Along that line, they don’t luck adjust mid-range or at-rim shooting. While that’s reasonable in theory, it highlights the fact that an entire team could theoretically be excessively rewarded for the schematic decision to ignore defending the 3-point line at the expense of being better at defending the rim. As I mentioned with the Sixers, they could have certainly played a different defensive scheme, sold out to defend the rim, and let teams bomb away from 3-point range – and with any “luck-adjusted” stat, they would get all of the credit for defending the rim, with none of the punishment for letting teams shoot open 3s, because the metric would “luck adjust” them back to league-average output from 3.
I’m aware of studies that were done 5-10 years ago that indicated strongly that opponent 3-point shooting is strongly tied to random variance. While it clearly still is to a strong degree, what I’m not sure about is whether the league and teams’ defensive strategies have evolved in a way that makes it less reasonable to simply adjust everyone to league average. Over the past few years, the Raptors, Heat, and Bucks have all made schematic choices to allow a high volume of quality 3-point looks, and it’s possible that luck adjusting those teams could allow those players to be overrated.

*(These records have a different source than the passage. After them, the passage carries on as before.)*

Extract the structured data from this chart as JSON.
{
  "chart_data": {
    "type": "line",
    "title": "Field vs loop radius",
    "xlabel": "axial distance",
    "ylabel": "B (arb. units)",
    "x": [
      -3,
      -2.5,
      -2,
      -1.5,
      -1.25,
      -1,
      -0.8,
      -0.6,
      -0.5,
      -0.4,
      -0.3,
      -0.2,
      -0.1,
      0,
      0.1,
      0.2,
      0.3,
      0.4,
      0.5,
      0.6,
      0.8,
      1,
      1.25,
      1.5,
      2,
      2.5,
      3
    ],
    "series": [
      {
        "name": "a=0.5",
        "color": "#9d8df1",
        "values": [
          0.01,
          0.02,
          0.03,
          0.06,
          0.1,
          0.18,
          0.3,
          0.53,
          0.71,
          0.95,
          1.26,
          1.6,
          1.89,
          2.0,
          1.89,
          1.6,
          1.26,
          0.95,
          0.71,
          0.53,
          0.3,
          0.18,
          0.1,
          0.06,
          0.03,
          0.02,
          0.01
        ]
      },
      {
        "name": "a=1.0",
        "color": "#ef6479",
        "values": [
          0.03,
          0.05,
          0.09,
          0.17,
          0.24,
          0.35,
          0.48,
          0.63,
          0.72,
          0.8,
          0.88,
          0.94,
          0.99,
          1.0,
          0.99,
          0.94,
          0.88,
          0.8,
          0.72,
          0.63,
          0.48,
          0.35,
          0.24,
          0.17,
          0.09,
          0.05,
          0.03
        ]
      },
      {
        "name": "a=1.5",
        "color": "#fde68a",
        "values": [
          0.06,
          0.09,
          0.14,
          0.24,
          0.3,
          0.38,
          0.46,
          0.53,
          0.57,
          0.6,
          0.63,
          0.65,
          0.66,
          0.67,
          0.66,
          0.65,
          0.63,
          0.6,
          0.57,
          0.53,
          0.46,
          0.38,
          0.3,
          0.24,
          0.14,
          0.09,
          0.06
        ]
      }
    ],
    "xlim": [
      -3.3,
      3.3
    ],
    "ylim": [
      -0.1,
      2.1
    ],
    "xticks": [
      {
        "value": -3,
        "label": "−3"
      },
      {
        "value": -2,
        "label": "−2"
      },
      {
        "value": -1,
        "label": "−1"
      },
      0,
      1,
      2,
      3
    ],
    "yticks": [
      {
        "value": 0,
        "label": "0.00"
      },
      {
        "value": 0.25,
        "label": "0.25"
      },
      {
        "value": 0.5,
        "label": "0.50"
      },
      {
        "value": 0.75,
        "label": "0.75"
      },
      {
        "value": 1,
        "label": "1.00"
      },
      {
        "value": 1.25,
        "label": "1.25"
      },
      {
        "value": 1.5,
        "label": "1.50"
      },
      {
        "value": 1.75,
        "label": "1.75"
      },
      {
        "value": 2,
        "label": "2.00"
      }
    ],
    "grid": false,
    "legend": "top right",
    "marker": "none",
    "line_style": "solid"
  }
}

This, of course, is before even making mention of the fact that PIPM, EPM, etc. are forced into making the same types of box score valuations as BPM does, but we simply don’t know what they are. It’s likely that they are better, given that the outputs seem more in line with common sense, but we simply don’t know.
All of this is to say the following: whenever you use these stats, all you are observing is someone else’s valuation of a combination of various stats. It does not come from some unknown source of magical statistical ingredients that we have no access to. They take the stats that we have public access to, weigh them based on their own opinions (often in ways that any reasonable person could poke obvious holes in), and spit them back out. For all the work that goes into these stats, they likely don’t give us a considerably better idea of who the best players in the NBA are than Points Per freaking Game does.
Last season, I heard a ton of MVP voters voters saying some iteration of the following:
“This was an unbelievably close race! Incredibly close! You could make a great case for any of these three guys! But ultimately I voted for Jokic.”
And yet, 77 out of 100 first place votes went to Jokic. If it was truly that close – and it should have been – there would have been a more even split, and the hive mind wouldn’t have converged on the same “close race, but it’s Jokic” conclusion. It’s hard to say definitively what exactly is putting its thumb on the scale – it is probably some degree of simply liking the guy and what his style represents, and the nakedly preposterous advanced stats likely have an impact, as well. Regardless, if Jokic wins 3 straight (or more!), I can’t help but think that we will look back on this era of MVP voting and say that we got it just a smidge wrong. In an era with this many great players, I can’t help but feel like Nikola Jokic just doesn’t feel like a 3-peat MVP winner. The causes aren’t anything nefarious, and I find the whole thing fascinating, but in truth, my desire to poke holes in it comes from the fact that it just goes against my basketball world view.